La Delegación del Gobierno ha emitido un comunicado en el que reitera las medidas encaminadas “a favorecer la celebración del Aid el Kebir”. Se asegura que “es falso” que se esté atentando contra algún derecho religioso y que, por el contrario, “se ha buscado proteger las distintas sensibilidades de la comunidad musulmana de Melilla”.

Una vez más, se refiere a la “excepcionalidad” de la medida adoptada este año para posibilitar la importación de borregos marroquíes con motivo de la festividad de la Pascua del Sacrificio o Aid el Kebir.

Así, “frente al uso interesado y torticero de quienes están fomentado una campaña en contra de esta iniciativa”, desde la Delegación del Gobierno se puntualiza lo siguiente:

1. Que se trata de una medida excepcional propiciada desde el Gobierno de la Nación con el fin de dar respuesta a la sensibilidad de algunos sectores de la comunidad musulmana de Melilla, “partidarios de realizar el rito de la Pascua del Sacrificio con un borrego criado preferentemente en el vecino reino marroquí”.

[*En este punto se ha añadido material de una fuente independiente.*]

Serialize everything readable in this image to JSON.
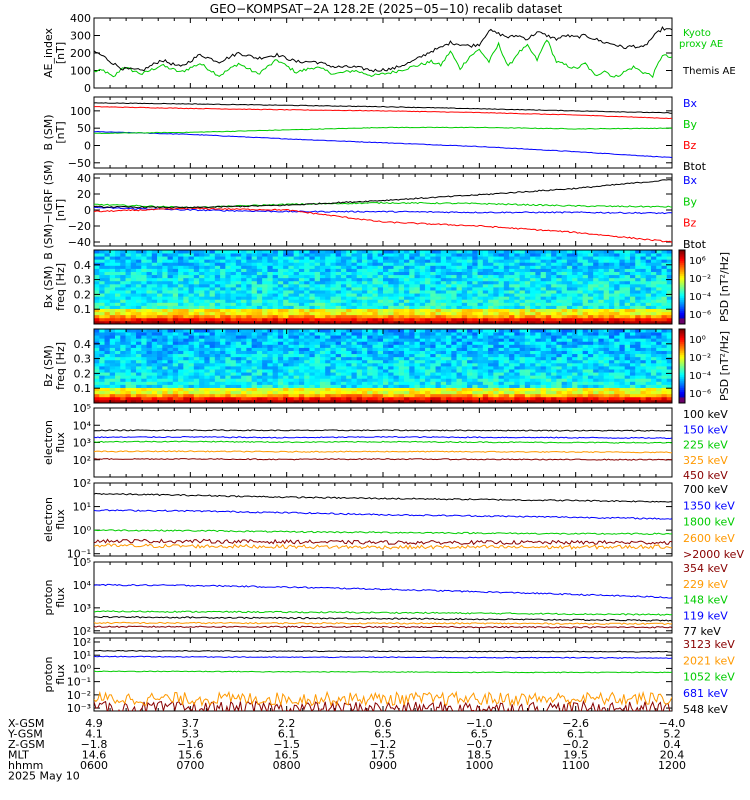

2. Que la medida es excepcional, puesto que, desde la declaración de fiebre aftosa en Marruecos, la legislación vigente impide cualquier tipo de importación de carne o productos cárnicos procedentes del vecino país.

3. Tras el acuerdo con las autoridades marroquíes, se decidió, de manera excepcional para la Pascua del Sacrificio, autorizar el pase con garantías higiénico sanitarias de ganado ovino procedente de Marruecos. A tal fin, con el objetivo superior de garantizar la legalidad de la importación, se exige que el ganado  pase con el correspondiente certificado sanitario de una explotación ganadera marroquí a una melillense y que, asimismo, llegue a la ciudad en un transporte autorizado. Requisitos idénticos a los exigibles para la importación del ganado ovino peninsular.

4. Conforme a la legislación vigente y la normativa europea imperante, esos requisitos fomentan el respeto a la sensibilidad de algunos sectores de la comunidad musulmana de Melilla y protegen los intereses de la ganadería española, que podría verse gravemente perjudicada si, por causa de una importación irregular de ganado marroquí vía Melilla, España quedara descatalogada como territorio libre de fiebre aftosa.

5. La medida adoptada no es, por tanto, ningún capricho ni ningún empecinamiento arbitrario de esta Delegación del Gobierno, sino una consecuencia del imperio de la ley en el obligado respeto a nuestro Estado de Derecho.

6. Es falso, por tanto, que desde esta Delegación del Gobierno o desde el Gobierno de la Nación se esté atentando contra las tradiciones o los derechos religiosos de los musulmanes melillenses, como algunos pretenden hacer creer de forma espuria y torticera. Todo lo contrario: si de algo se puede acusar al Gobierno de la Nación es de haber promovido una medida excepcional que ampliara las opciones de compra de ganado ovino por parte de los musulmanes melillenses de cara a la celebración del Aid el Kebir.

7. No cabe por tanto mayor polémica ante lo que no es más que una consecuencia de la legalidad vigente. Convertir la celebración de la Pascua Islámica en una fuente de conflictos y en un pulso entre la oposición política y el Gobierno es tan negativo como infructuoso, pues resulta imposible contravenir el marco legal de ámbito nacional y europeo.

8. Desde esta Delegación del Gobierno, se llama, por tanto, a la opinión pública a la sensatez frente a la manipulación burda e interesada de quienes explotan la polémica con fines partidistas sin reparar en el daño que puedan hacer a la normal convivencia entre las distintas comunidades religiosas y culturales que conforman nuestra sociedad.